Argentina has rushed to front-load its bond offerings, and sold $9 billion of debt on Thursday to get ahead of regional sales. That would be about a third of the nation’s $30 billion in financing needs this year, according to comments from government officials, and about 40 percent of that will be issued in hard currencies. While the peso is forecast to be relatively stable over the next year, concern that Argentine President Macri may not deliver on promises to tame inflation will weigh on bonds in 2018. Demand ran more than 2.4 times higher than what Argentina offered the last time it sold debt.

Chile

Chile’s peso led Latin American currency returns last year as traders correctly bet on Sebastian Pinera’s return to the presidency. The billionaire cruised to victory in a December run-off and will start his second term in March. Investors will also track a downturn in Chinese home-buying, which could adversely affect copper prices that align closely with the nation’s assets. Last week’s regular Bloomberg poll showed that almost half all traders and analysts expect copper prices to rise.

Colombia

Less than two years after ending a five-decade civil war, Colombia will elect a new leader from a crowded field. Still, economic weakness and a failed effort to raise enough revenue through tax increases led S&P Global Ratings to downgrade the nation one notch from junk territory last month. S&P said it will be challenging for the incoming president to comply with the nation’s fiscal rule, or balanced-budget act, in coming years.

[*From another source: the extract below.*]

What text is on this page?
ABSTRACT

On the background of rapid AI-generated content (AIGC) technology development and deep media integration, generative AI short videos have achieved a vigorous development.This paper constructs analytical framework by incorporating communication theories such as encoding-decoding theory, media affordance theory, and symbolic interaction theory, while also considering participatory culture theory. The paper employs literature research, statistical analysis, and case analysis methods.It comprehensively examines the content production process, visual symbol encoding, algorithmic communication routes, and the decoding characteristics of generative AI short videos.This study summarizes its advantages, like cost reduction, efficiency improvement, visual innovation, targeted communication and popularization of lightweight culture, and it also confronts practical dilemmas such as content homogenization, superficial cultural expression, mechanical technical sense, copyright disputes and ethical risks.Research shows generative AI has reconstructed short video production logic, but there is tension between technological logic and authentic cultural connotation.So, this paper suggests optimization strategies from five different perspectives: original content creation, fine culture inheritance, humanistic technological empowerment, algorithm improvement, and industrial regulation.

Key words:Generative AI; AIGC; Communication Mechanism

After a bout of currency weakness, some traders are betting on a 2018 rebound. Renaissance Capital says the peso is almost 40 percent undervalued.

Peru

President Pedro Pablo Kuczynski caught no breaks during his first full year in office. After narrowly surviving an impeachment drive in December, his public support dwindled further when he pardoned controversial former leader Alberto Fujimori from jail. While Peruvian investor anxiety has receded since the impeachment vote, the president remains under investigation for his ties to Brazilian construction giant Odebrecht and could face another vote should anything more be uncovered.

Investors fear impeachment could lower Peru’s growth forecast and potentially open the gates for an outsider candidate such as Veronika Mendoza, a left-wing former lawmaker who finished third in the 2016 race.

(Corrects analysis of Brazilian debt performance in 7th paragraph to show that both hard and local currency debt rose; removes analysis of Argentine debt in the 11th paragraph because data was incomplete.)